CUDA area of application

Hi all,

I have just starting with CUDA. I bought a laptop with the Nvida GeForce 8200m G chip. Ran most of the sample app fine except for one. Here’s my question, where can I best apply CUDA to? Which class of problems outside of scientific research is it best applied to? I am trying to think if it can be applied to Financial applications other than a few on the option/ derivative pricing. I working with databases alot, particularly with data warehouse. I wonder how CUDA can be applied to day-to-day application development and accelerate applications performance.

Basically, I want to know which class of problem CUDA is best suited to, can it be applied to on a more practical level other than scientific research…etc.

Thanks for sharing your thoughts.

Gerry

PS: Sorry for the cross post, I originally posted this question in the CUDA Vista forum then I came across this forum, which I think is more appropriate for this question.
Bear with, I am new here.

Sounds like you have a solution looking for a problem!

This should give you an idea of the application areas that CUDA has been successfully used in:
http://www.nvidia.com/object/cuda_home.html

The problem needs three characteristics:

  1. You can divide it at least a few thousand pieces, without too much dependancy between pieces (some dependancy is fine, esp within a block)

  2. The pieces can be bundled into small groups (ie, a 32-thread warp) where the pieces don’t constantly diverge in their flow control (some branching is fine)

  3. The problem is ammendable to the GPU memory sub-system. This means the aforementioned warps should usually fetch data in a coalesced way (ie, a particular load instruction should target nearby memory locations). And your problem can make use of the various on-die SRAMs.

Criterion 1 is self-explanatory. Criterion 2 is often satisfied whenever criterion 1 is. It’s number 3 that gives CUDA developers the most thought, and there is a lot of flexibility there (in reshaping the algorithm). It’s the key matter for optimization and the deciding factor between a 4x speedup and a 100x.

Actually, the OP wants to go against the grain of all of these.

I don’t know that CUDA is useful for day-to-day application development. It is, however, useful in specific scenarios like alex mentioned; if you think about how vector processing instructions make normal CPU calculations faster (by processing several pieces of data in one instruction, vs. running an instruction for each), that is similar to how CUDA can speed up your application. Can you identify any scenarios where you are running simulations, solving systems of equations, or anything else that is very math-intensive? Problems like that are the ones where CUDA generally gives an excellent speed boost over the CPU.

It’s not for every application though; read through the programming guide (it’s not too long) and perhaps you’ll get an idea of how you could speed up certain applications in your line of work.

I think this is an interesting question.

What sorts of things do you deal with that are bounded by performance (and not memory or disk space)? Something like data mining might be accelerated well.
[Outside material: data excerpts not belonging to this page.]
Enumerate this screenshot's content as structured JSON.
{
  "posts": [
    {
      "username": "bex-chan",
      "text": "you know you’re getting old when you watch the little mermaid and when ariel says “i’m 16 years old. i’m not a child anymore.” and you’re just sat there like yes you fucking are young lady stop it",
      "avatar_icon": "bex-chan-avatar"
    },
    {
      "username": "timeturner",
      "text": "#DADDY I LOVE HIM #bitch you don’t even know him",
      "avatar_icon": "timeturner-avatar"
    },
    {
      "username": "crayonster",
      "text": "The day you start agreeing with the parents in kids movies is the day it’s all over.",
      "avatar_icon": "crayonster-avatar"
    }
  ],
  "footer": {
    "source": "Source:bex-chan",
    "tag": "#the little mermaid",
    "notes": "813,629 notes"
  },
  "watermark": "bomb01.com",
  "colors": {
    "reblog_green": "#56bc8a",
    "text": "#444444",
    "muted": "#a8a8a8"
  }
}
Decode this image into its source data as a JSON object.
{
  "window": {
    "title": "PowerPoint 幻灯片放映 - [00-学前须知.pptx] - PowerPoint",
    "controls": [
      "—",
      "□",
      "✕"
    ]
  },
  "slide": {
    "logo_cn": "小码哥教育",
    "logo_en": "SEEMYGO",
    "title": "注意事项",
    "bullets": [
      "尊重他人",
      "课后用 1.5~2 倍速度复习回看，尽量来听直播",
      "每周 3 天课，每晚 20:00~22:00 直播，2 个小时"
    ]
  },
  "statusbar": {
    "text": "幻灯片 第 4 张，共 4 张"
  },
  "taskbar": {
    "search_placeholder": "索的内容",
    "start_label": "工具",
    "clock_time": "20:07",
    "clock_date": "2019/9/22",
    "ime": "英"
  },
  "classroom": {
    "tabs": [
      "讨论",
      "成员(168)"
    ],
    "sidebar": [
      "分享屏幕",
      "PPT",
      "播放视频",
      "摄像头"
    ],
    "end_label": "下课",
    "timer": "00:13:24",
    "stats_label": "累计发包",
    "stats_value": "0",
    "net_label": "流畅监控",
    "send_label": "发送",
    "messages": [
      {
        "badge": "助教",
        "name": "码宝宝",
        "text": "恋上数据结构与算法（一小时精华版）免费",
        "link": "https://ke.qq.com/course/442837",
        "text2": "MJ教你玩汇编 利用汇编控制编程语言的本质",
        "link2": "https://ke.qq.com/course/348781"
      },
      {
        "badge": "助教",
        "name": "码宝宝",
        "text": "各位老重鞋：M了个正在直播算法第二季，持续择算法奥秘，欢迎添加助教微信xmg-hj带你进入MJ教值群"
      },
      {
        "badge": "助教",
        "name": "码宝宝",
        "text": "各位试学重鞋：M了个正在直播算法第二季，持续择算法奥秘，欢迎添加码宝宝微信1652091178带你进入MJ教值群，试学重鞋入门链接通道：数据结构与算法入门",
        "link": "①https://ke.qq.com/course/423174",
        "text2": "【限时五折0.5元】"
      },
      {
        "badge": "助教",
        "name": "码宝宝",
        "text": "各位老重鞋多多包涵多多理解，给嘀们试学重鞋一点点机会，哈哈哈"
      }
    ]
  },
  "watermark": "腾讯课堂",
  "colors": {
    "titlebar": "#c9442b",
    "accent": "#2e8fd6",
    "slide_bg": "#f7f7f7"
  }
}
If you’re working with databases a lot, then perhaps you have some experience with SQLite. I had the idea a while back that SQLite might be ported to CUDA, so that when a database is created, the data is stored in some format in the memory of the graphics card. Then, when queries are run against the database, the parallel nature of CUDA may allow some interesting speedups in the search process, particularly for very complex queries with lots of sorts and joins and so forth.

Perhaps that would make an interesting problem to work on? The SQLite source code is in the public domain, and it is very widely used, so if you manage to get something working through CUDA (and get some kind of speedup), it would be useful to all kinds of developers.

EDIT: Another idea might be to use CUDA to speed up compiler performance. Not the actual compiling part, mind you, but things like dependency checks take a long time on the CPU for very large projects, and shouldn’t be too difficult to parallelize (since it’s really just doing some graph theory work, and there is already CUDA code available for both dense and sparse matrix math).

Data-parallel algorithms can be accelerated on CUDA.

Actually I want to buy a laptop which has Geforce 8200m G and I’d like to have a measure of its computing power. Would you do me a favor and send me the specifications. Just run the Device Query sample from the SDK. By yhe way, which sample code cant you run on it?
thanks in advance